Jacqueline Bacon is an independent scholar whose research and writing focus broadly on historical questions about language, empowerment, activism, and social justice. She received a Ph.D. in English from the University of Texas at Austin with an emphasis in rhetoric in 1997.

Her publications consider a variety of subjects, including nineteenth-century African-American history and rhetoric, women's rhetoric, media criticism, and issues of race and gender in contemporary society. She is particularly interested in the ways that people who are marginalized use the power of language to create positive identities, to fight for civil rights, and to critique institutional and societal oppression.
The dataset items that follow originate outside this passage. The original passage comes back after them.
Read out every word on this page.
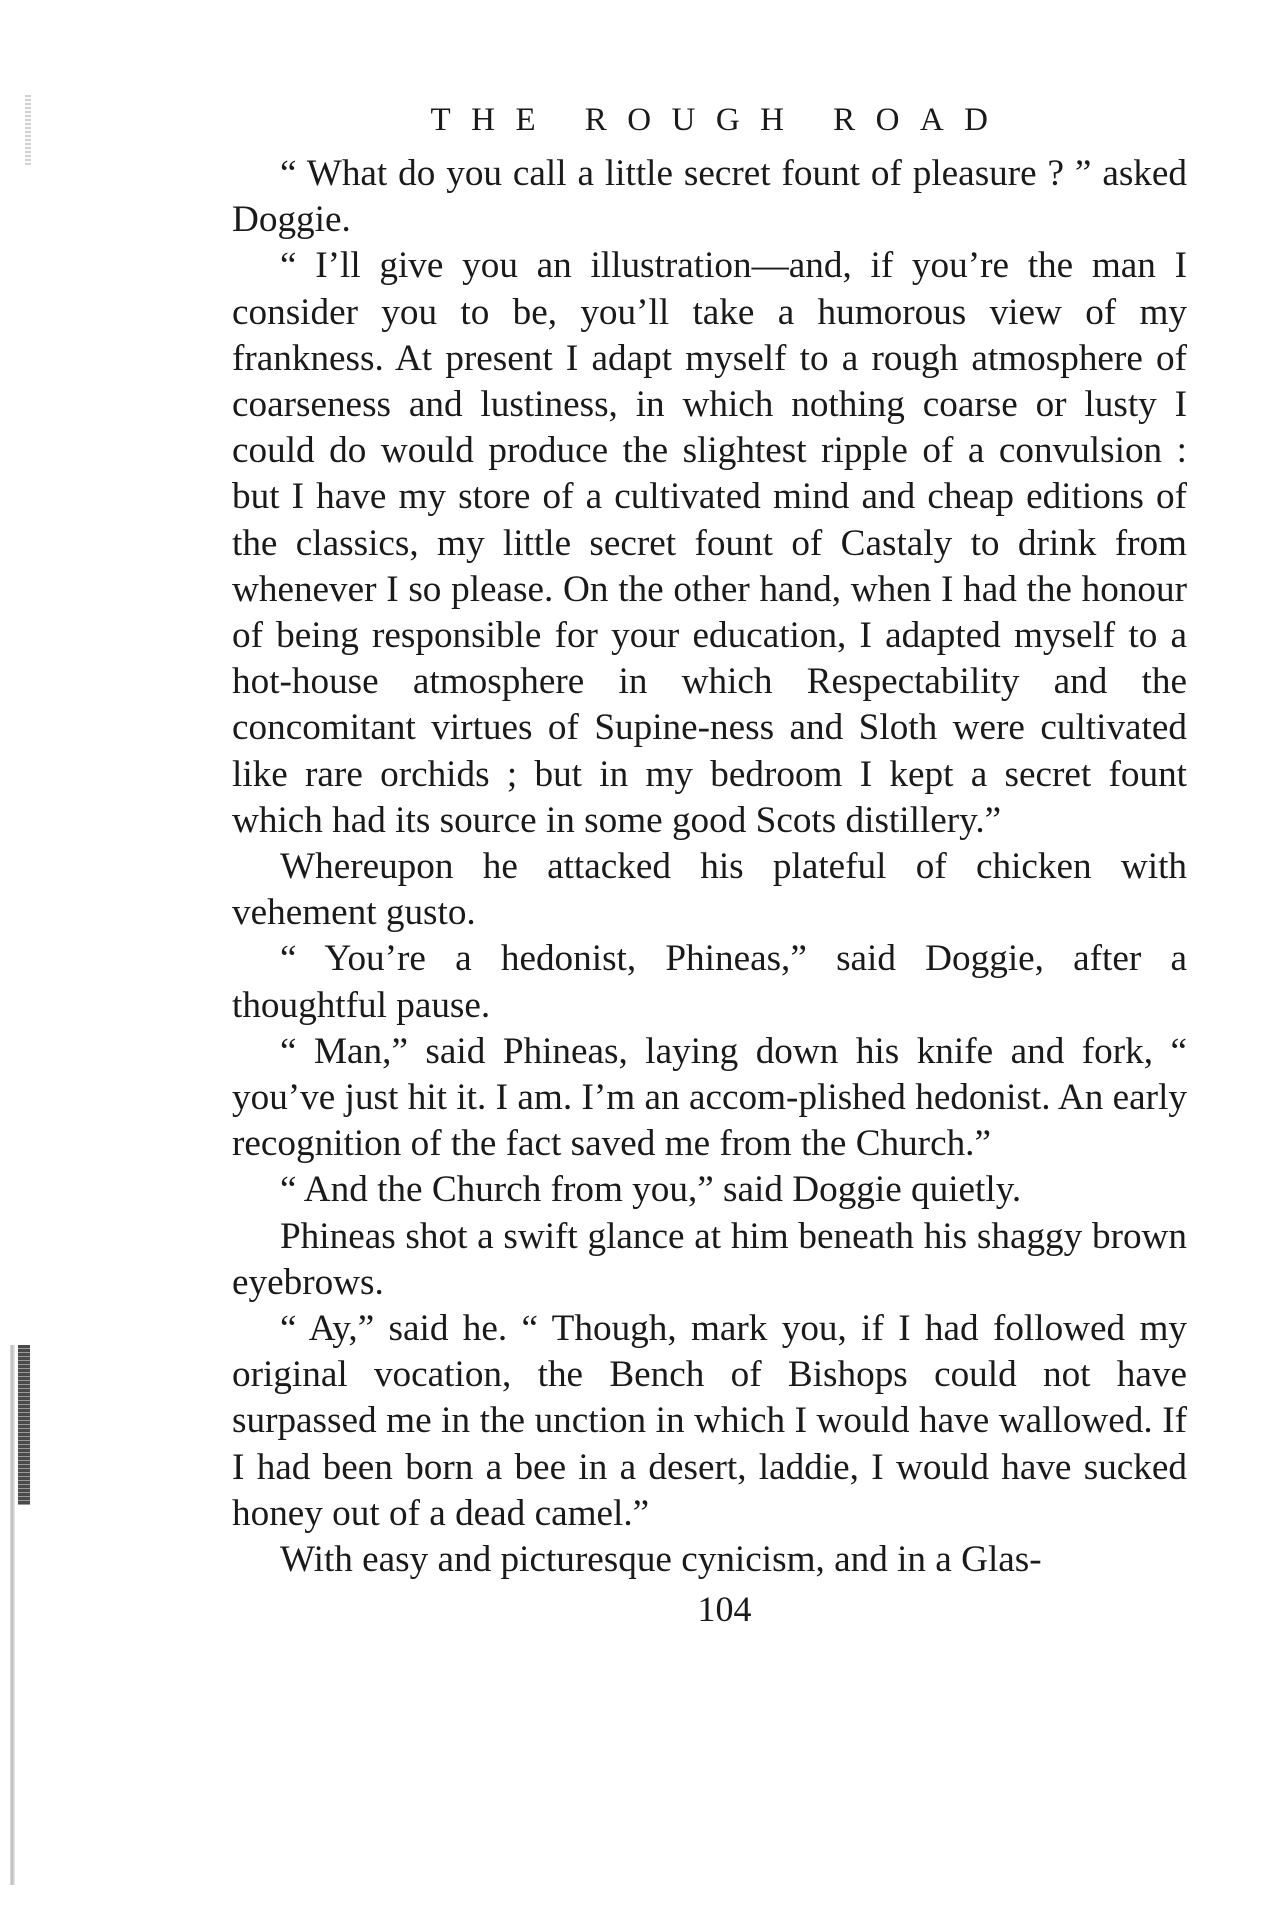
THE ROUGH ROAD

“ What do you call a little secret fount of pleasure ? ” asked Doggie.

“ I’ll give you an illustration—and, if you’re the man I consider you to be, you’ll take a humorous view of my frankness. At present I adapt myself to a rough atmosphere of coarseness and lustiness, in which nothing coarse or lusty I could do would produce the slightest ripple of a convulsion : but I have my store of a cultivated mind and cheap editions of the classics, my little secret fount of Castaly to drink from whenever I so please. On the other hand, when I had the honour of being responsible for your education, I adapted myself to a hot-house atmosphere in which Respectability and the concomitant virtues of Supine-ness and Sloth were cultivated like rare orchids ; but in my bedroom I kept a secret fount which had its source in some good Scots distillery.”

Whereupon he attacked his plateful of chicken with vehement gusto.

“ You’re a hedonist, Phineas,” said Doggie, after a thoughtful pause.

“ Man,” said Phineas, laying down his knife and fork, “ you’ve just hit it. I am. I’m an accom-plished hedonist. An early recognition of the fact saved me from the Church.”

“ And the Church from you,” said Doggie quietly.

Phineas shot a swift glance at him beneath his shaggy brown eyebrows.

“ Ay,” said he. “ Though, mark you, if I had followed my original vocation, the Bench of Bishops could not have surpassed me in the unction in which I would have wallowed. If I had been born a bee in a desert, laddie, I would have sucked honey out of a dead camel.”

With easy and picturesque cynicism, and in a Glas-

104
Bacon writes for a variety of audiences. As her diverse interests demonstrate, she wishes to engage in conversations both within academic circles and beyond them, believing that scholarly engagement with historical questions about race, gender, and oppression can inform contemporary debates and activism. Her most recent publications include:

  • African Americans and the Haitian Revolution: Selected Essays and Historical Documents, a collection coedited with Maurice Jackson and published by Routledge in 2010, which brings together scholarly essays and primary documents to explore and illustrate the influence of the Haitian Revolution of the 1790s on African American intellectuals and activists from the eighteenth century to the present day
  • "Black History Month in the Obama Era," published on the History News Network website in 2009, which explores how President Barack Obama's election to the presidency enables us to ask new questions, consider new paradigms, and incorporate forgotten heroes as we study and celebrate African American history
  • Freedom's Journal: The First African-American Newspaper, a book published by Lexington Books, which provides a comprehensive history of the first African-American newspaper, published in New York from 1827 to 1829; traces the influence of this groundbreaking periodical; and uses the information in its columns to create a rich, detailed portrait of African-American life in the late 1820s
  • "Descendents of Africa, Sons of '76: Exploring Early African-American Rhetoric," coauthored with Glen McClish and published in Rhetoric Society Quarterly in 2006, an exploration of African American rhetoric of the early Republic, a period previously underexplored, and its influence on later discourse

For a complete list of Bacon's publications, click here.

Jacqueline Bacon lives in San Diego, California, with her husband Glen McClish and their two sons.